6. Chapter 6: Coordination and Agreement

6.1. Introduction


Introduction

Failure assumptions and failure detector
  • Assumptions:
    • Each pair of processes is connected by reliable channels. 
    • No process failure implies a threat to the other processes’ ability to communicate. 
    • In any particular interval of time, communication between some processes may succeed while communication between others is delayed. 
      • Example: failure of a router between two networks -> network partition
    • Eventually any failed link or router will be repaired or circumvented.
    • The processes may not all be able to communicate at the same time. 
    • The processes fail only by crashing. 

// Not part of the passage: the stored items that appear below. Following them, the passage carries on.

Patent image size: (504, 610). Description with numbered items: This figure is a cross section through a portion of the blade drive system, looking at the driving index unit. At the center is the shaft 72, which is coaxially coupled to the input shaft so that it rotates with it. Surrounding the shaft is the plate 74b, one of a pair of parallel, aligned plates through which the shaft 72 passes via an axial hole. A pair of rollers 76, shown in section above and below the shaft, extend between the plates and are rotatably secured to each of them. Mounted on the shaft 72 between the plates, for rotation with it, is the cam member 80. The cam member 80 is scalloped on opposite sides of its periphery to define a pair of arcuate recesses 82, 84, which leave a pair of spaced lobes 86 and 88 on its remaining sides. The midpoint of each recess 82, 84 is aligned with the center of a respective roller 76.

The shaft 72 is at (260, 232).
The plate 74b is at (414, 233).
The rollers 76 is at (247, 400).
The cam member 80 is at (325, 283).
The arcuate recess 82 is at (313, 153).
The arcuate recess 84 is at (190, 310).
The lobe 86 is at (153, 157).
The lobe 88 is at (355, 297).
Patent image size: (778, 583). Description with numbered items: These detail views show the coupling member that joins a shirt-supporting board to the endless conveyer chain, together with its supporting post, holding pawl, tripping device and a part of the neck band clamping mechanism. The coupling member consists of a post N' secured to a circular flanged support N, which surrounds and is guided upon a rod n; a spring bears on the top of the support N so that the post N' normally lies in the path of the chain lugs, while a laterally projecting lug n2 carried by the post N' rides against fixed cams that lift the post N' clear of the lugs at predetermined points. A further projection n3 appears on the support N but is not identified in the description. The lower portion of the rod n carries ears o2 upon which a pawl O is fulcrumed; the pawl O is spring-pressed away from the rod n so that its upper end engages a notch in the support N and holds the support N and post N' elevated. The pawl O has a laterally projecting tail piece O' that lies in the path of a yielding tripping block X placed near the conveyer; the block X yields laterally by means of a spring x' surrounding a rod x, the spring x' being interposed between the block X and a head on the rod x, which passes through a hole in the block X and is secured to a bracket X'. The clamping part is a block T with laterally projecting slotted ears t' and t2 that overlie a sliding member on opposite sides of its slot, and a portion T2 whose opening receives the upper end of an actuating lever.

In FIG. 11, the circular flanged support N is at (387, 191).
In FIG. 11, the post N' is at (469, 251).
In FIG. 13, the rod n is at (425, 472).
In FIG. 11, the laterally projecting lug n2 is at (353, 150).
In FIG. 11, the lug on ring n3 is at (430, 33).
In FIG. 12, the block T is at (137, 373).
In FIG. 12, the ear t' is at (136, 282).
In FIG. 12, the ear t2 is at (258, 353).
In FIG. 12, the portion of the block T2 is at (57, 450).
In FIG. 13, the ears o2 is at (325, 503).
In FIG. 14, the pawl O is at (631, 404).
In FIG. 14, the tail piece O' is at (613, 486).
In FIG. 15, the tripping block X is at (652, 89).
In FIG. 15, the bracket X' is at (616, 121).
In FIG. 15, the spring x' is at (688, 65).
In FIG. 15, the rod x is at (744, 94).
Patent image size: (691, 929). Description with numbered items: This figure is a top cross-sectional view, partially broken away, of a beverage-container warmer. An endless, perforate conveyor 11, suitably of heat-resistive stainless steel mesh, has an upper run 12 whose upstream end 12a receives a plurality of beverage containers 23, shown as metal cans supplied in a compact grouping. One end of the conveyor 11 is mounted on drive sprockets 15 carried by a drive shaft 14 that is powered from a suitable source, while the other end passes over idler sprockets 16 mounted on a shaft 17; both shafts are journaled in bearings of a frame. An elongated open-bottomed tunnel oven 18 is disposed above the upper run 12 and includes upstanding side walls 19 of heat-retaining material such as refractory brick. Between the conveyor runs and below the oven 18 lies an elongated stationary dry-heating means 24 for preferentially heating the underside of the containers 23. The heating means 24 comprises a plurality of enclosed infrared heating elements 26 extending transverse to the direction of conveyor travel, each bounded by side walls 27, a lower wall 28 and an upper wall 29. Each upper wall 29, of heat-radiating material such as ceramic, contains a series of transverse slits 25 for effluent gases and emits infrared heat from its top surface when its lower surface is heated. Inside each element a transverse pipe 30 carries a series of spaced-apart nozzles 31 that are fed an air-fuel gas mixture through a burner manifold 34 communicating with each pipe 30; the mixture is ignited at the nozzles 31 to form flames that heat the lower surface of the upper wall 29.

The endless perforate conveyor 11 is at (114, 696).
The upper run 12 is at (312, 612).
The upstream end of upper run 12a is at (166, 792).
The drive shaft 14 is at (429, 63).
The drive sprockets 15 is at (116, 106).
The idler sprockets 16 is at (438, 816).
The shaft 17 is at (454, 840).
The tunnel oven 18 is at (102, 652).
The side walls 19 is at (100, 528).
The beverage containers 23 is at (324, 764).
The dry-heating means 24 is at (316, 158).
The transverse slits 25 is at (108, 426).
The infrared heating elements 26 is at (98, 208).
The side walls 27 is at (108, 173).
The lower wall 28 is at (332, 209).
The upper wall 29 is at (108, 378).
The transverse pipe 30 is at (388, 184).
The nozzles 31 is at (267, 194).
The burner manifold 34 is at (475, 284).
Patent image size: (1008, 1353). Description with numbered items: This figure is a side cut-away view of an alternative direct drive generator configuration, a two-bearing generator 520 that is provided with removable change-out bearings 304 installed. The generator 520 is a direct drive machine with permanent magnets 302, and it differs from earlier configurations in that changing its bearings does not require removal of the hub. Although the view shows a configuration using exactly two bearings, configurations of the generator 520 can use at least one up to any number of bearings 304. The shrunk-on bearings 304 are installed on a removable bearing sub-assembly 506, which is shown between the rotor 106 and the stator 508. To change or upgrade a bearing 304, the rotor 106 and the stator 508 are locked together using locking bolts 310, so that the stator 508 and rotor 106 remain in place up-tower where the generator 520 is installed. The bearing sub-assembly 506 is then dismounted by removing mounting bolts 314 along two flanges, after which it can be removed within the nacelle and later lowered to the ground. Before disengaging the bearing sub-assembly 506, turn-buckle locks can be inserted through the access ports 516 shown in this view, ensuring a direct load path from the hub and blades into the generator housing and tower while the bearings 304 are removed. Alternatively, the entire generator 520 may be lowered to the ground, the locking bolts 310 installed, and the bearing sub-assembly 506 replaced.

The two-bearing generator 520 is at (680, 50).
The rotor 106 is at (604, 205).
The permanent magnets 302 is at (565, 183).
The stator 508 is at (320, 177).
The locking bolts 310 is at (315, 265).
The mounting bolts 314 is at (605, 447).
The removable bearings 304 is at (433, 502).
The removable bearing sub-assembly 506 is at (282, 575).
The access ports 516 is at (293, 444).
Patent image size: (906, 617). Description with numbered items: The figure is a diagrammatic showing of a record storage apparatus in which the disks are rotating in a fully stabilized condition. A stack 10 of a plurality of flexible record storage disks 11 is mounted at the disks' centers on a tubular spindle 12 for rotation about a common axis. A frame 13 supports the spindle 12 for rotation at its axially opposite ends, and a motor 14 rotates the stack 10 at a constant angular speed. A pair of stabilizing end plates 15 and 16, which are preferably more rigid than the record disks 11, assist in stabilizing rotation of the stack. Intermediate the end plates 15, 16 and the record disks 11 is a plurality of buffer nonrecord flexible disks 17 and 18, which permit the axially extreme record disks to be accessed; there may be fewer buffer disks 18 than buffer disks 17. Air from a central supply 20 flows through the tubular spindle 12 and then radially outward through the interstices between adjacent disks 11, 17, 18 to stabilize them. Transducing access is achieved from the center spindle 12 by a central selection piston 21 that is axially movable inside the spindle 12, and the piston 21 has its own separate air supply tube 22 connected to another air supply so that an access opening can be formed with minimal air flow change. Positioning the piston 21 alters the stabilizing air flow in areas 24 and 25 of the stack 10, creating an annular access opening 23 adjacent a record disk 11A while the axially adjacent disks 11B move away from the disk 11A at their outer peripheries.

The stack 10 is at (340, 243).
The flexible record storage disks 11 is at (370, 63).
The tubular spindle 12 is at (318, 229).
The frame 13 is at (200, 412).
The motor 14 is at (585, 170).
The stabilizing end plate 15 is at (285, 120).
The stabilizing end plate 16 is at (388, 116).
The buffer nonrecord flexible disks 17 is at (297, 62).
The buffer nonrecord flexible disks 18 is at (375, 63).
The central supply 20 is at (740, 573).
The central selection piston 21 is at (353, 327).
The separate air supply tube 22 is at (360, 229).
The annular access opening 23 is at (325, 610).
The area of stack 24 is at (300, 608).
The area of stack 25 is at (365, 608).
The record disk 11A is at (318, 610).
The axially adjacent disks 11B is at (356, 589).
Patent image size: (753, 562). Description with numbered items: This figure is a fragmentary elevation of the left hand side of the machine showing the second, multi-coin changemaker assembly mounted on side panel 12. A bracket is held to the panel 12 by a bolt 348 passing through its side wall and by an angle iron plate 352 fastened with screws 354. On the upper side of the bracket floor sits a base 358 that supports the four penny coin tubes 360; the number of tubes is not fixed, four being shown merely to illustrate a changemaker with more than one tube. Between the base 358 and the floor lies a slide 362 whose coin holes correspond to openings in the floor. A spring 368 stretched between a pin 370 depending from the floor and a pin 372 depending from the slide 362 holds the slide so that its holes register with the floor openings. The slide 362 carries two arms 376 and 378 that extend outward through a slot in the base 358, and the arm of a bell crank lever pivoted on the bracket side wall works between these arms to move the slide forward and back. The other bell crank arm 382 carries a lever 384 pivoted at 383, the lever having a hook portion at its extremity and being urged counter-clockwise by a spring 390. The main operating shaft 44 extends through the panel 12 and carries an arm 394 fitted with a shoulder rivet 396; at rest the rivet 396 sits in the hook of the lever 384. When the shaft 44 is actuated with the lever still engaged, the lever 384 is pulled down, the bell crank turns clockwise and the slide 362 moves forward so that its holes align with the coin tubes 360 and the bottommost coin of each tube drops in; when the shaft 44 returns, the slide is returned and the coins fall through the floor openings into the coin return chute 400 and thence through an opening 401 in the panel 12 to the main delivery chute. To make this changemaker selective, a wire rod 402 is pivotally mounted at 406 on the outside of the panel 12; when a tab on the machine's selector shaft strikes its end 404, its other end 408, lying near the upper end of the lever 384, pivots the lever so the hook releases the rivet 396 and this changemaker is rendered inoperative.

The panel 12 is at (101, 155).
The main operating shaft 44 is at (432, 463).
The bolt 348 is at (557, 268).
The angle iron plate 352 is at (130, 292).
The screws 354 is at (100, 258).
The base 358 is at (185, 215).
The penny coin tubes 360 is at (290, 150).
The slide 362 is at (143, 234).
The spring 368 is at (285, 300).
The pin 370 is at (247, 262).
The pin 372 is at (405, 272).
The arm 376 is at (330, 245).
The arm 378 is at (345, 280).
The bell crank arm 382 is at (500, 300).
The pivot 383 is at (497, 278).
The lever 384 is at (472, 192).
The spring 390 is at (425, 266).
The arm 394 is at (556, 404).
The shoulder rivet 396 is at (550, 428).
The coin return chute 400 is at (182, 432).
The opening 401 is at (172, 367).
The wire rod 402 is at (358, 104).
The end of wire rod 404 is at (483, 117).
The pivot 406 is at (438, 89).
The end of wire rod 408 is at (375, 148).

      Figure 6.1: A network partition

  • Failure detector 
    • Service that processes queries about whether a particular process has failed. 
    • (a) Unreliable failure detectors
      • Produce one of two values: Unsuspected or Suspected
      • May or may not accurately reflect whether the process has actually failed.
      • Unsuspected -> the detector has recently received evidence suggesting that the process has not failed
      • Suspected -> the failure detector has some indication that the process may have failed
    • (b) Reliable failure detector
      • Always accurate in detecting a process’s failure
      • Unsuspected or Failed
      • Failed -> the detector has determined that the process has crashed.
  • Algorithm for unreliable failure detector
    • Each process p sends a ‘p is here’ message to every other process.
    • It does this every T seconds.
    • Maximum message transmission time: D seconds
    • If the local failure detector at process q does not receive a ‘p is here’ message within T + D seconds of the last one, then it reports to q that p is Suspected. 
    • If it subsequently receives a ‘p is here’ message, then it reports to q that p is OK.
    • In a synchronous system, the failure detector can be made into a reliable one. 
    • D is not an estimate but an absolute bound on message transmission times; the absence of a ‘p is here’ message within T + D seconds indicates that p has crashed.